This Valentines Day I’m going to dissect a bad queer romcom and see what makes it tick. Shake It All About (aka En kort en lang) stars Mads Mikkelsen as a cad who cheats on his boyfriend with a married woman. The film tries to balance romcom shenanigans with ugly cruelty. This tonal whiplash left me wondering who the film was for.
Let’s break it down in a spoiler filled recap.
Act One: A Love Triangle
Scene One: A Birthday Party in Copenhagen
MADS MIKKELSEN (An architect): Jørgen, let’s get married!
JØRGEN (A guidance counselor): Anything for the birthday boy!
CAROLINE (Jørgen’s sister-in-law): I’m so happy for you!
(Mads and Caroline get drunk and make out.)
MADS: Wait. Am I bisexual?
Scene Two: Contrasting Work Days
RUDE BOSS: It’s so nice to have a token gay in the office.
MADS: Go to hell.
TWINK STUDENT: Mr. Jørgen, I want to thank you for all you’ve done. Personally.
JØRGEN: Sorry. I’m in a committed relationship. I would never compromise that.
Scene Three: An Affair
JØRGEN: I’m off to visit my parents. Kiss me goodbye?
MADS: Not in public.
PILOT (Jørgen’s brother and Caroline’s husband): I’m flying international. I won’t be home for ages.
CAROLINE: What else is new?
(Mads and Caroline sneak off and have sex.)
Act Two: Tonal Whiplash
Scene Four: An Accident
JØRGEN: Do you love her?
MADS: I don’t know.
(Jørgen has a drunken car accident and loses an eye!)
MADS: I’m so sorry.

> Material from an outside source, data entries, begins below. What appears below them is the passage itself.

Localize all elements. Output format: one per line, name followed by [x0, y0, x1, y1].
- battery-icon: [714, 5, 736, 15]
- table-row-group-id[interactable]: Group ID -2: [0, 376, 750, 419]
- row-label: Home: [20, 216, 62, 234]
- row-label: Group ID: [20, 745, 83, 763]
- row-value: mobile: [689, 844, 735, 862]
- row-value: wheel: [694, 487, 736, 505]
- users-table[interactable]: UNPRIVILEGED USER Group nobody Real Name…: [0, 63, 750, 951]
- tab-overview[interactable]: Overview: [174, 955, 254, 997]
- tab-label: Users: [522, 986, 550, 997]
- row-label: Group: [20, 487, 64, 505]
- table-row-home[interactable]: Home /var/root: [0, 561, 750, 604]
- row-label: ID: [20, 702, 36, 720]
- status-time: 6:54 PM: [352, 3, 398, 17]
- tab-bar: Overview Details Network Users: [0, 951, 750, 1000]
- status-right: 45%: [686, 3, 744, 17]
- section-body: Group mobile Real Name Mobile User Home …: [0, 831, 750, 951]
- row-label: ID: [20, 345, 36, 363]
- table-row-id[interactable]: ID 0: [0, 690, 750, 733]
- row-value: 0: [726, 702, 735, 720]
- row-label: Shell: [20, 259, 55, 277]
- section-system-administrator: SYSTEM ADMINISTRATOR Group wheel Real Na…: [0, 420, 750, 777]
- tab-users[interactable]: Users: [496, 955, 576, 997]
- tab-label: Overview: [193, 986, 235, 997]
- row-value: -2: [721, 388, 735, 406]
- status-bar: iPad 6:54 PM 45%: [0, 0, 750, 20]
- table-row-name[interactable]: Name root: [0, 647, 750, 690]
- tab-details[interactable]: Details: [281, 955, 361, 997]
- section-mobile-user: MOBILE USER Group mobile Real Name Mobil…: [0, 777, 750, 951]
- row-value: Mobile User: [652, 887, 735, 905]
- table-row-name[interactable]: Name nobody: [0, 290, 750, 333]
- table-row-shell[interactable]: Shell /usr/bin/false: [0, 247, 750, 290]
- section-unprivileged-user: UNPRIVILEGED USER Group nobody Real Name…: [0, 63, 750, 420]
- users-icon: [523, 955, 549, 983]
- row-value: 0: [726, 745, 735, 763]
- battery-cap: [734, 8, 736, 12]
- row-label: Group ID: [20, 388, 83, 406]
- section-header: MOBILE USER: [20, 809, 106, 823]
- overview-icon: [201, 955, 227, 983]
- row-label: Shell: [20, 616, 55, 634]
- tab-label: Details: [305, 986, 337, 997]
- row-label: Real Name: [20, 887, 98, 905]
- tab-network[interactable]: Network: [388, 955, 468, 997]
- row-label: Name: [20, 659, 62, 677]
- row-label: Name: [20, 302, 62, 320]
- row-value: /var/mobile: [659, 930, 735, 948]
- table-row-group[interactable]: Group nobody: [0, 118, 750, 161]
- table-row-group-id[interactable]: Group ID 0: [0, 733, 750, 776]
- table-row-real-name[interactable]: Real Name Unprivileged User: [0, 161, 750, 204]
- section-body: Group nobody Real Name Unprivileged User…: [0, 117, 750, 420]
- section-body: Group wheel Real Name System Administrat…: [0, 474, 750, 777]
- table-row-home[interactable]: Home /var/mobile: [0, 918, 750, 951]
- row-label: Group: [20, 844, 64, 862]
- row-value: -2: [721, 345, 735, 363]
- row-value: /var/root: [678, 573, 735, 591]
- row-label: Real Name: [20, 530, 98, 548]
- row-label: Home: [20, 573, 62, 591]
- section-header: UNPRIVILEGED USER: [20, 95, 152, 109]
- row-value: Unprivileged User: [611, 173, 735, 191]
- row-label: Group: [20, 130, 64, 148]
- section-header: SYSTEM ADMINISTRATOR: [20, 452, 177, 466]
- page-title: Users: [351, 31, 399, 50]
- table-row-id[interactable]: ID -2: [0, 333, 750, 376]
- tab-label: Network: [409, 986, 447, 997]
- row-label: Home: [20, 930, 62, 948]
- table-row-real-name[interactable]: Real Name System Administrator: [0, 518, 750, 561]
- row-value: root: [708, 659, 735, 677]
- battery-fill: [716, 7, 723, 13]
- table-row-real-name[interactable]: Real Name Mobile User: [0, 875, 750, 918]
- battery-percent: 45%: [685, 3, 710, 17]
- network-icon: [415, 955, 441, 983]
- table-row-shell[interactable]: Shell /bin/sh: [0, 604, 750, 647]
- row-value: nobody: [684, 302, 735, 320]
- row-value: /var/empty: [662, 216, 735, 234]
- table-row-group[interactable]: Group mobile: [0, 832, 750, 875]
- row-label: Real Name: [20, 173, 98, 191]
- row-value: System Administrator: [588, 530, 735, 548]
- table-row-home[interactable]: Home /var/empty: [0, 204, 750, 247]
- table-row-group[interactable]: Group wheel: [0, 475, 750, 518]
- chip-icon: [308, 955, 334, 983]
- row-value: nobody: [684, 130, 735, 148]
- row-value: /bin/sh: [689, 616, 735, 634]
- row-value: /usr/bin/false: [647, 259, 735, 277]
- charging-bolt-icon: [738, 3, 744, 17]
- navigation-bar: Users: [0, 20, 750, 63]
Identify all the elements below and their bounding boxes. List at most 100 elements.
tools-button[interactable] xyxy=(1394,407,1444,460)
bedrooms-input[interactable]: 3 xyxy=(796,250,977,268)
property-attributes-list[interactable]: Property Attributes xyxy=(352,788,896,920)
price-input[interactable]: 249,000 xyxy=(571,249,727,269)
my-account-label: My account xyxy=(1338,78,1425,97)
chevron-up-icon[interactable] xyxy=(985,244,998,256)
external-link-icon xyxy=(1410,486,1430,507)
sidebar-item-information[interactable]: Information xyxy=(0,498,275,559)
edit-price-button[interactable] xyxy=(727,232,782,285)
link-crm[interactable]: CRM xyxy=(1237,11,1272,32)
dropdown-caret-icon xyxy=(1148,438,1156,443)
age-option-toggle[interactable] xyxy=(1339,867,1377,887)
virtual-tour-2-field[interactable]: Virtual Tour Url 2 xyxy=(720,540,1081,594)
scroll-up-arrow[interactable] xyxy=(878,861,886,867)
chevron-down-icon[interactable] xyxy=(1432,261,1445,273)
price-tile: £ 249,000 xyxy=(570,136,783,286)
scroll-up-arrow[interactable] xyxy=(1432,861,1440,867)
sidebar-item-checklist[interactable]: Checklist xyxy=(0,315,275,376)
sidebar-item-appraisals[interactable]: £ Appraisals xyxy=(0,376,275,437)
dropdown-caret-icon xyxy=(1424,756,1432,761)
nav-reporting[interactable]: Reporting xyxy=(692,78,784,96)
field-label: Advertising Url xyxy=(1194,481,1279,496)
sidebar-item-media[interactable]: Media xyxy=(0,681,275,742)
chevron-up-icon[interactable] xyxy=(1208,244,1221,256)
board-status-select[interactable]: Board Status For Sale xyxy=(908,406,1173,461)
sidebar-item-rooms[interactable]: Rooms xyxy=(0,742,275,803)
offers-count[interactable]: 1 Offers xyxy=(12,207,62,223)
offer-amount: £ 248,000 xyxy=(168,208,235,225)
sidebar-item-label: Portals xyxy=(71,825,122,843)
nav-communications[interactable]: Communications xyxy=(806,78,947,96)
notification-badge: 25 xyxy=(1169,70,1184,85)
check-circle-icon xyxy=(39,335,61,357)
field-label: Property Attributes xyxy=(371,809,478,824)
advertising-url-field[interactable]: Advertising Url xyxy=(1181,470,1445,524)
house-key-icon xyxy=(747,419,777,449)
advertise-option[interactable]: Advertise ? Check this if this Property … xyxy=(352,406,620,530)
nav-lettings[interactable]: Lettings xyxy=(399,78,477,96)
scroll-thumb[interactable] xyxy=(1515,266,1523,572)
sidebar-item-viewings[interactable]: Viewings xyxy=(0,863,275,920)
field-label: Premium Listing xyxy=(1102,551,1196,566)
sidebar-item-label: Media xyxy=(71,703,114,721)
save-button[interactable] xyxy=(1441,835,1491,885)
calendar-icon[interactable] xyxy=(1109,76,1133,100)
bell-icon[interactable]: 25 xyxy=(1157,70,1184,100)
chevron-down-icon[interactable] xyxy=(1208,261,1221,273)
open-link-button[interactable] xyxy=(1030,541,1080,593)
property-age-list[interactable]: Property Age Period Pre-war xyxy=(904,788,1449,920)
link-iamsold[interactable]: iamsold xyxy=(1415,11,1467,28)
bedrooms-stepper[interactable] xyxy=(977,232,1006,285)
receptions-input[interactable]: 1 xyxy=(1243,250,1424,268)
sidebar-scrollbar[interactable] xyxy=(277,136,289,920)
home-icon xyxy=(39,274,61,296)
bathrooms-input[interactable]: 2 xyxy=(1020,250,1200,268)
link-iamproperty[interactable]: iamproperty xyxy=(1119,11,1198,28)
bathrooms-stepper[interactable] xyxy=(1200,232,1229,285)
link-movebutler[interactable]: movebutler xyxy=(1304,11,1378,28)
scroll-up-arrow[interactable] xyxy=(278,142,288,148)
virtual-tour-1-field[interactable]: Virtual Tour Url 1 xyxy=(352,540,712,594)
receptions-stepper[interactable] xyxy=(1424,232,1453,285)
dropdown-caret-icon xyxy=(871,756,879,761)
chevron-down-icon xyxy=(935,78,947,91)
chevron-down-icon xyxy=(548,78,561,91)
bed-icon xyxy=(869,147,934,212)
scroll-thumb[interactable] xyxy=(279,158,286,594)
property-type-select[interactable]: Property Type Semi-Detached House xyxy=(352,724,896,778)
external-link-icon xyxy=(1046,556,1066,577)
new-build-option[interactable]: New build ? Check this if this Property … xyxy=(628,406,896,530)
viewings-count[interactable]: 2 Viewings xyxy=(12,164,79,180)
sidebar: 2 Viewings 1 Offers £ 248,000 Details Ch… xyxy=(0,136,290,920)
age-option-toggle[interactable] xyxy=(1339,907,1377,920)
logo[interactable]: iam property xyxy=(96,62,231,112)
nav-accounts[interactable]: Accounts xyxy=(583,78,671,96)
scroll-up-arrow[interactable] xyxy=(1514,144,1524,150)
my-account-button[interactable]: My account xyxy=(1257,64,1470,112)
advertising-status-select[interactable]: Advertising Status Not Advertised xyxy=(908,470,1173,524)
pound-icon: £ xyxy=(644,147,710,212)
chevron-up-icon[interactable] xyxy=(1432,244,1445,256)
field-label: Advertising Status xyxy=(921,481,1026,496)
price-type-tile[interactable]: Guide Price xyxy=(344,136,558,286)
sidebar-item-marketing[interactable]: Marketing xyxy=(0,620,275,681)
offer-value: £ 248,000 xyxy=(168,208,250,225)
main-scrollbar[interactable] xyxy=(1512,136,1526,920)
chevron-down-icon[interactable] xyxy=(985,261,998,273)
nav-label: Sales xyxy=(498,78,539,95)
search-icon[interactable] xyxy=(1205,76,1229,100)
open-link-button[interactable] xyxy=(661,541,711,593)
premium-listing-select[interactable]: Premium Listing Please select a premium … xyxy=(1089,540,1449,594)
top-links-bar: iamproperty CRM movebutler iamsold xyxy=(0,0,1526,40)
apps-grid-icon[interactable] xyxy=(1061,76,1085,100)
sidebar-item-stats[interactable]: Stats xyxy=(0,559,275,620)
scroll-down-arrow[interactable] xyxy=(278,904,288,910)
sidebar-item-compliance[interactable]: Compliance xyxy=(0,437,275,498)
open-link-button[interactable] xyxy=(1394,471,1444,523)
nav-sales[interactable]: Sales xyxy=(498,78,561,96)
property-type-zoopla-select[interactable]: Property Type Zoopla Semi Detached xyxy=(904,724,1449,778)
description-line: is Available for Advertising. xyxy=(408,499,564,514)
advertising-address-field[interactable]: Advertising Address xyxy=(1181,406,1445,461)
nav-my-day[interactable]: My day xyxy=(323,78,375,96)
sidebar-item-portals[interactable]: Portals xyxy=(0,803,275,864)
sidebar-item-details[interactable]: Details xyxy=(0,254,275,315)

Do you need anything?
JØRGEN: An eye
Scene Five: Skating Rink
(Mads and Caroline go ice skating. Hold hands.)
MADS: It’s nice to show affection in public without being judged.
RUDE GAY FRIENDS: Yoo-hoo! What are you doing with that hussy!?
(Mads does prat falls on the ice.)
RUDE GAY FRIENDS: Nice to see some physical comedy. That eye thing really killed the mood.
Act Three: Romcom Tropes
Scene Six: Wedding
CAROLINE: I’m pregnant and my husband divorced me.
MADS: Let’s get married.
PRIEST: Do you Mads take this woman to be your lawfully wedded wife?
CAROLINE: Go to him. We’ll work out custody later.
Scene Seven: Chase
(Mads steals a policewoman’s horse and rides to the airport.)
MADS: STOP THAT PLANE! THE MAN I LOVE IS ON BOARD!
JØRGEN: Why should I trust you now?
MADS: How about I kiss you in public to show I’ve overcome my internalized homophobia?
JØRGEN: It’s a start. (They kiss.)
PILOT: I guess I’ll get back together with my pregnant ex-wife.
I Only Have Eyes for You
History was made… on October 1, 1989, when Denmark became the first country in the world to allow same-sex couples to tie the knot.Pink News
The opening and closing scenes suggest a romantic farce. So do the cartoonish (mildly homophobic) gay friends. But the mid-stretch is full of violent arguments, tearful break downs and guilt-ridden hook ups. Plus, the whole thing with the eye.
Your feelings on adultery will color your reaction to the film. Most romcoms keep the leads single and the third wheel unsympathetic. If the rejected party is too sweet, as with Jørgen, then it makes the other two feel like villains. I had the same reaction to 2005’s Imagine Me and You. Piper Perabo leaves her husband, Matthew Goode, for Lena Headey. Goode was so sympathetic, and his heartbreak so devastating, that he upstaged the leads.
Some critics called the film bi-phobic. But Mads isn’t necessarily invoking the “greedy bisexual” trope. Instead, the film treats the affair as an escape. We see Mads endure homophobic treatment from strangers, co-workers and even his parents. He’s afraid (and ashamed) to show affection for Jørgen in public. Caroline meanwhile struggles to raise a child and complete her studies with no help from her absent (hard-working) husband. Their trysts let them try new identities. Until the pregnancy brings reality back.
In 2013 the story was adapted into a musical. Perhaps songs sweeten the sour tale. I can’t recommend the film to anyone but Mads Mikkelsen completists. They’ll get to see him kiss a man, ride a horse, and perform some pratfalls. Maybe that’s enough.